Natural Language Processing and Me – 1

I have been working as an undergrad researcher on the topic of  “Natural Language Processing” for like one year now, and I haven’t written any details about it!

I made a post about some introduction to Mizo language processing. I mainly focus on Machine Translation only, and that is also a very basic introduction! So, I’d like to share a few things that I knew about Natural Language Processing. I will make a post about NLP  in series because NLP is a very vast field and consists of many sub-topics.

It will not be like a lecture or instruction, but merely my opinions and my ideas. Some of it may be wrong, may not be applicable in NLP. But still, I’d like to share my opinions!

Me and my colleagues are working on Information Retrieval for Indian Languages, mainly Mizo language! Our research paper haven’t been published yet, so I will speak later.

Last winter vacation i.e December 2015 to January 2016, we are working on Mizo Parts of Speech Tagging, which is the first time for Mizo language. We have also created Mizo POS Tagger, which will soon be available to download for the public!

Mizo language, in particular, has lots of ambiguity! Sometimes working on it makes me feel very dizzy! But, as I am working with a great programmer and a brilliant mind, we are able to overcome most of the ambiguities!

Part of Speech Tagging for Mizo somehow requires a good knowledge of grammar! Since POST is one of the very important pieces of NLP, there is no other option other than to solve the ambiguities.

If you may wonder what’s the necessities of it, you can see one application called Stanford Parser.

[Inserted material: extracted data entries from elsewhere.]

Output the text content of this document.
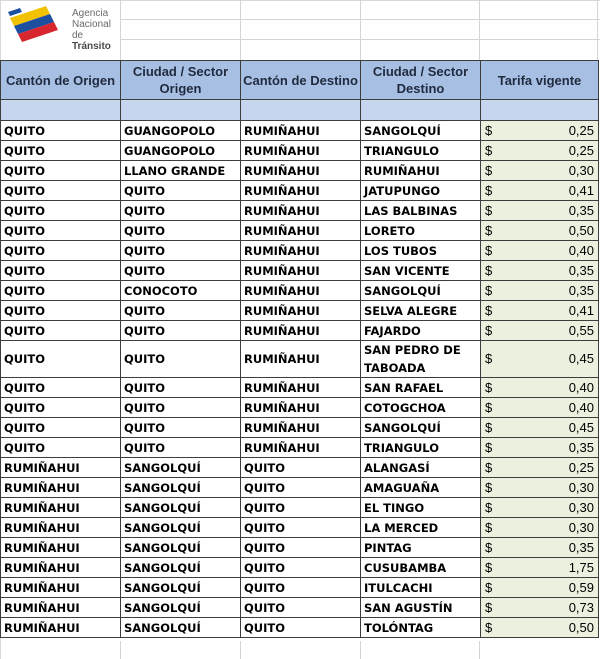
Agencia
Nacional
de Tránsito
Cantón de Origen	Ciudad / Sector Origen	Cantón de Destino	Ciudad / Sector Destino	Tarifa vigente

QUITO	GUANGOPOLO	RUMIÑAHUI	SANGOLQUÍ	$ 0,25

QUITO	GUANGOPOLO	RUMIÑAHUI	TRIANGULO	$ 0,25

QUITO	LLANO GRANDE	RUMIÑAHUI	RUMIÑAHUI	$ 0,30

QUITO	QUITO	RUMIÑAHUI	JATUPUNGO	$ 0,41

QUITO	QUITO	RUMIÑAHUI	LAS BALBINAS	$ 0,35

QUITO	QUITO	RUMIÑAHUI	LORETO	$ 0,50

QUITO	QUITO	RUMIÑAHUI	LOS TUBOS	$ 0,40

QUITO	QUITO	RUMIÑAHUI	SAN VICENTE	$ 0,35

QUITO	CONOCOTO	RUMIÑAHUI	SANGOLQUÍ	$ 0,35

QUITO	QUITO	RUMIÑAHUI	SELVA ALEGRE	$ 0,41

QUITO	QUITO	RUMIÑAHUI	FAJARDO	$ 0,55

QUITO	QUITO	RUMIÑAHUI	SAN PEDRO DE TABOADA	$ 0,45

QUITO	QUITO	RUMIÑAHUI	SAN RAFAEL	$ 0,40

QUITO	QUITO	RUMIÑAHUI	COTOGCHOA	$ 0,40

QUITO	QUITO	RUMIÑAHUI	SANGOLQUÍ	$ 0,45

QUITO	QUITO	RUMIÑAHUI	TRIANGULO	$ 0,35

RUMIÑAHUI	SANGOLQUÍ	QUITO	ALANGASÍ	$ 0,25

RUMIÑAHUI	SANGOLQUÍ	QUITO	AMAGUAÑA	$ 0,30

RUMIÑAHUI	SANGOLQUÍ	QUITO	EL TINGO	$ 0,30

RUMIÑAHUI	SANGOLQUÍ	QUITO	LA MERCED	$ 0,30

RUMIÑAHUI	SANGOLQUÍ	QUITO	PINTAG	$ 0,35

RUMIÑAHUI	SANGOLQUÍ	QUITO	CUSUBAMBA	$ 1,75

RUMIÑAHUI	SANGOLQUÍ	QUITO	ITULCACHI	$ 0,59

RUMIÑAHUI	SANGOLQUÍ	QUITO	SAN AGUSTÍN	$ 0,73

RUMIÑAHUI	SANGOLQUÍ	QUITO	TOLÓNTAG	$ 0,50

Each word in a sentence is a part of speech!

Consider a sentence:

Jeremy is a good programmer living in India

If you parse it in Stanford Parser, you will find the POS tagging result as:


Jeremy/NNPis/VBZa/DTgood/JJprogrammer/NNliving/VBGin/INIndia/NNP

NNP, NNVBG, VBZ, JJ, DT, etc. are the part of speech tags! The different languages will have different POS tags as the part of speech for different languages is different!

If you wanna read more about Part of Speech tagging, you could find more about it on Wikipedia.
As I said, I don’t have deep knowledge about POS tagging, I better not talk much about it!

One thing I knew about NLP is that, before we let our machine does work on its own, we have to do it for them manually!
Our POS tagger is also one such application that will be used to tag a POS manually! Once we finished all the documentation, I will share it for download! Maybe someday it will be one important tool for future researchers of Mizo NLP!